Old Bird’s Eye View of the World – Mortality and the chance of a happy ending

“To be or not to be” is perhaps the most famous soliloquy about death, and – while its ruminations on whatever might lie beyond it and the linked pros and cons of suicide are from a young person’s perspective – it has some relevance to some of the big social questions facing older people in our times.

As we older people cross over the tipping point from having more than half our lives in front, to having them behind us, we come to realise that we are drawing ever nearer to the time when – for each of us, and whatever lies or doesn’t lie beyond – we will no longer be.

So, our questions start to be along the lines of how are we going to die, and do we want to have any control over that? For some, the answers are simple, and lie in life being sacred, and death being out of our control, and in a deity’s hands, and after which there is the promise of some sort of eternal after-life.

Even so, there might be preferences around end-of-life care, and choices for the immediate afterwards, regarding such options as cremation or burial, type of funeral, and dispersal of personal possessions and memorabilia. Such practical issues might, however, be only part of a more complex situation for those whose focus is on what might be sought as a good death in the here and now, rather than on prospects of some form of immortality.

In either case, as our mortal lives are visibly shortening, it becomes important to clarify our thinking about what we want, and to ensure that those who will be left behind understand and will – to the best of their ability – help us to achieve the sort of end that we wish for ourselves.

The big debate is on quality versus quantity of life. Individuals vary as to which they value most, but an individual preference for quality at the cost of quantity may not be an option within societies where we have conflicting views over how far we should be allowed to choreograph our own deaths. In one corner, there are those who fear that any such measures would lead to a slippery slope of murdering the elderly. In the other, there are those who plead that we wouldn’t let a dog endure such suffering. And currently, we have countries and states varying in whether or not to allow deliberate choices such as cessation of life-prolonging treatment, assisted dying, euthanasia, and rational suicide.

All of this is complicated by the fact that most of us do not make end-of-life choices in a vacuum.

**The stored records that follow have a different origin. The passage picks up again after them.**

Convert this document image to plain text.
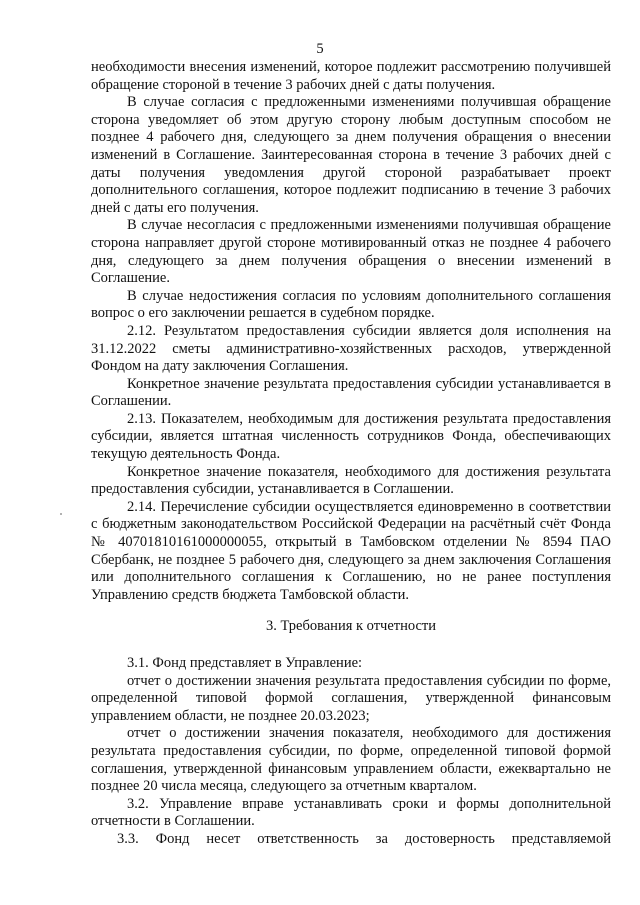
5

необходимости внесения изменений, которое подлежит рассмотрению получившей обращение стороной в течение 3 рабочих дней с даты получения.

В случае согласия с предложенными изменениями получившая обращение сторона уведомляет об этом другую сторону любым доступным способом не позднее 4 рабочего дня, следующего за днем получения обращения о внесении изменений в Соглашение. Заинтересованная сторона в течение 3 рабочих дней с даты получения уведомления другой стороной разрабатывает проект дополнительного соглашения, которое подлежит подписанию в течение 3 рабочих дней с даты его получения.

В случае несогласия с предложенными изменениями получившая обращение сторона направляет другой стороне мотивированный отказ не позднее 4 рабочего дня, следующего за днем получения обращения о внесении изменений в Соглашение.

В случае недостижения согласия по условиям дополнительного соглашения вопрос о его заключении решается в судебном порядке.

2.12. Результатом предоставления субсидии является доля исполнения на 31.12.2022 сметы административно-хозяйственных расходов, утвержденной Фондом на дату заключения Соглашения.

Конкретное значение результата предоставления субсидии устанавливается в Соглашении.

2.13. Показателем, необходимым для достижения результата предоставления субсидии, является штатная численность сотрудников Фонда, обеспечивающих текущую деятельность Фонда.

Конкретное значение показателя, необходимого для достижения результата предоставления субсидии, устанавливается в Соглашении.

2.14. Перечисление субсидии осуществляется единовременно в соответствии с бюджетным законодательством Российской Федерации на расчётный счёт Фонда № 40701810161000000055, открытый в Тамбовском отделении № 8594 ПАО Сбербанк, не позднее 5 рабочего дня, следующего за днем заключения Соглашения или дополнительного соглашения к Соглашению, но не ранее поступления Управлению средств бюджета Тамбовской области.

3. Требования к отчетности

3.1. Фонд представляет в Управление:

отчет о достижении значения результата предоставления субсидии по форме, определенной типовой формой соглашения, утвержденной финансовым управлением области, не позднее 20.03.2023;

отчет о достижении значения показателя, необходимого для достижения результата предоставления субсидии, по форме, определенной типовой формой соглашения, утвержденной финансовым управлением области, ежеквартально не позднее 20 числа месяца, следующего за отчетным кварталом.

3.2. Управление вправе устанавливать сроки и формы дополнительной отчетности в Соглашении.

3.3. Фонд несет ответственность за достоверность представляемой
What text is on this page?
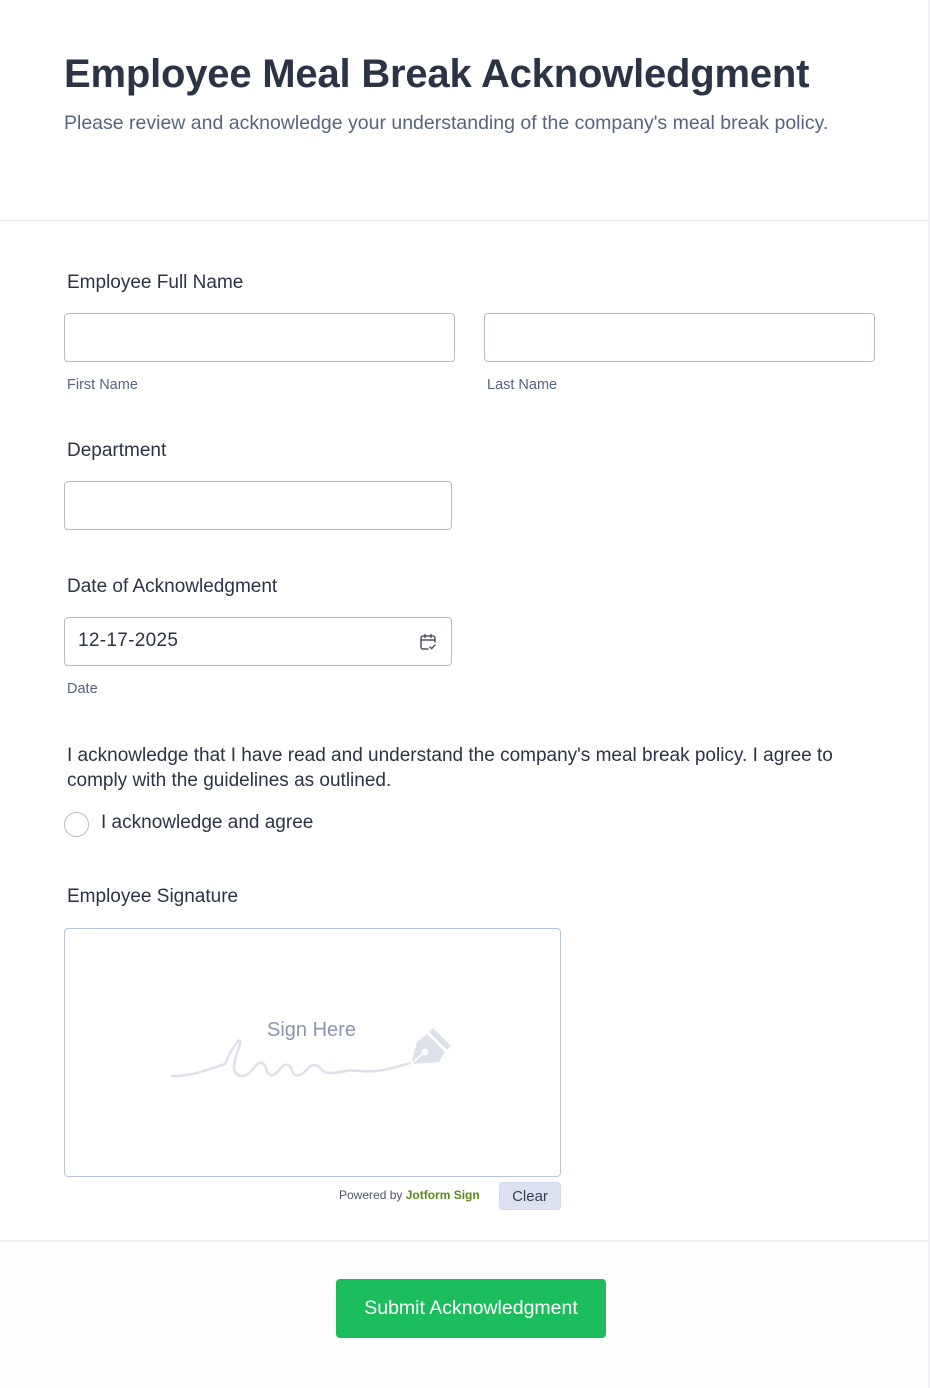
Employee Meal Break Acknowledgment

Please review and acknowledge your understanding of the company's meal break policy.

Employee Full Name
First Name	Last Name
Department
Date of Acknowledgment
12-17-2025
Date
I acknowledge that I have read and understand the company's meal break policy. I agree to comply with the guidelines as outlined.
I acknowledge and agree
Employee Signature
Sign Here
Powered by Jotform Sign	Clear
Submit Acknowledgment
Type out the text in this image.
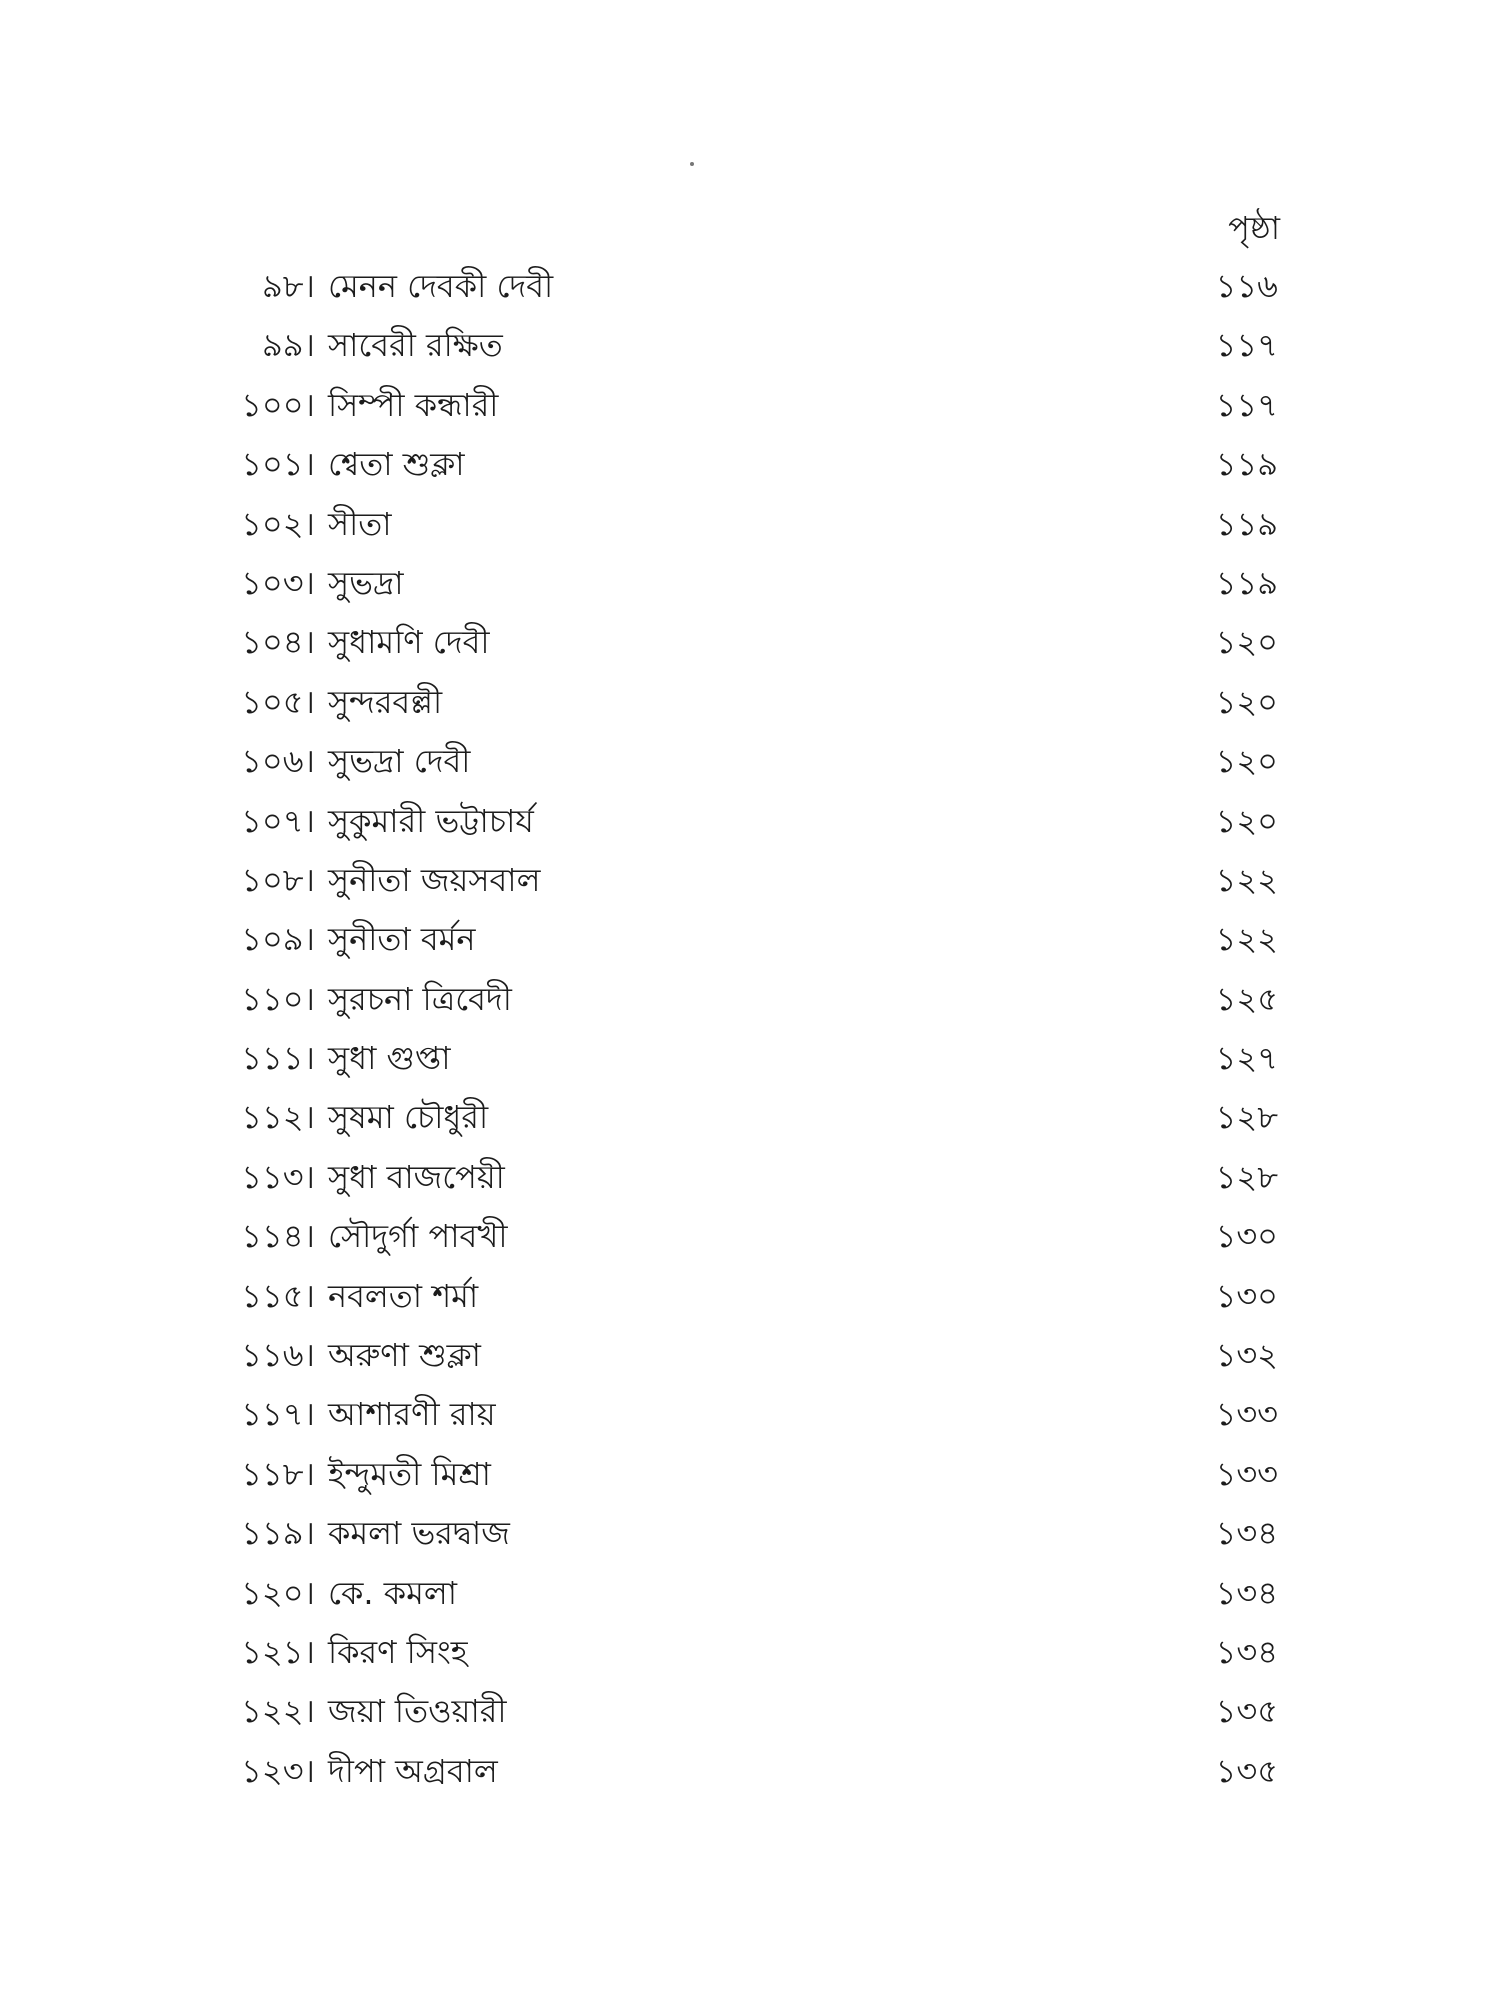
পৃষ্ঠা
৯৮। মেনন দেবকী দেবী	১১৬
৯৯। সাবেরী রক্ষিত	১১৭
১০০। সিম্পী কন্ধারী	১১৭
১০১। শ্বেতা শুক্লা	১১৯
১০২। সীতা	১১৯
১০৩। সুভদ্রা	১১৯
১০৪। সুধামণি দেবী	১২০
১০৫। সুন্দরবল্লী	১২০
১০৬। সুভদ্রা দেবী	১২০
১০৭। সুকুমারী ভট্টাচার্য	১২০
১০৮। সুনীতা জয়সবাল	১২২
১০৯। সুনীতা বর্মন	১২২
১১০। সুরচনা ত্রিবেদী	১২৫
১১১। সুধা গুপ্তা	১২৭
১১২। সুষমা চৌধুরী	১২৮
১১৩। সুধা বাজপেয়ী	১২৮
১১৪। সৌদুর্গা পাবখী	১৩০
১১৫। নবলতা শর্মা	১৩০
১১৬। অরুণা শুক্লা	১৩২
১১৭। আশারণী রায়	১৩৩
১১৮। ইন্দুমতী মিশ্রা	১৩৩
১১৯। কমলা ভরদ্বাজ	১৩৪
১২০। কে. কমলা	১৩৪
১২১। কিরণ সিংহ	১৩৪
১২২। জয়া তিওয়ারী	১৩৫
১২৩। দীপা অগ্রবাল	১৩৫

If we have people close to us, it is possible that we might feel that we don’t want to be a continuing burden to them, or – conversely – that we should hold on for longer than we’d like to for the sake of those who don’t want to lose us.

So, it is important that we clarify our thinking about what we would like, and to have conversations about this with those who are likely to be there for us in our latter days. As one resource on to how to initiate such conversations, there is a useful Conversation Starter Kit (http://theconversationproject.org/starter-kit/intro/), that is ‘dedicated to helping people talk about their wishes for end-of-life care’, and which was developed in America by The Conversation Project. It is, however, focussed on visualising types and levels of care during a terminal illness.

There is value, therefore, in extending such a conversation to cover practical issues such as what happens to the body and the possessions after death. And in not resiling from confronting the tough issues surrounding voluntary euthanasia. This, in the BBC’s Ethics site, is defined as encompassing the situation of the person who wants to die and says so, and includes cases of:

  • asking for help with dying;
  • refusing burdensome medical treatment;
  • asking for medical treatment to be stopped, or life support machines to be switched off,
  • refusing to eat;
  • simply deciding to die.

Discussions around this and other end-of-life issues can be fraught, and the introduction to the Conversation Starter Kit recognises this. As it points out, ‘having the conversation may reveal that you and your loved ones disagree. That’s okay. It’s important to simply know this, and to continue talking about it now – not during a medical crisis. [And] having the conversation isn’t just a one-time thing. It’s the first in a series of conversations over time.’

And, as is summed up in its conclusion, ‘don’t judge. A “good” death means different things to different people. Nothing is set in stone. You and your loved ones can always change your minds as circumstances shift.’ And, most importantly, ‘every attempt at the conversation is valuable.’

So, don’t put off taking the first steps. At our age, later may be too late.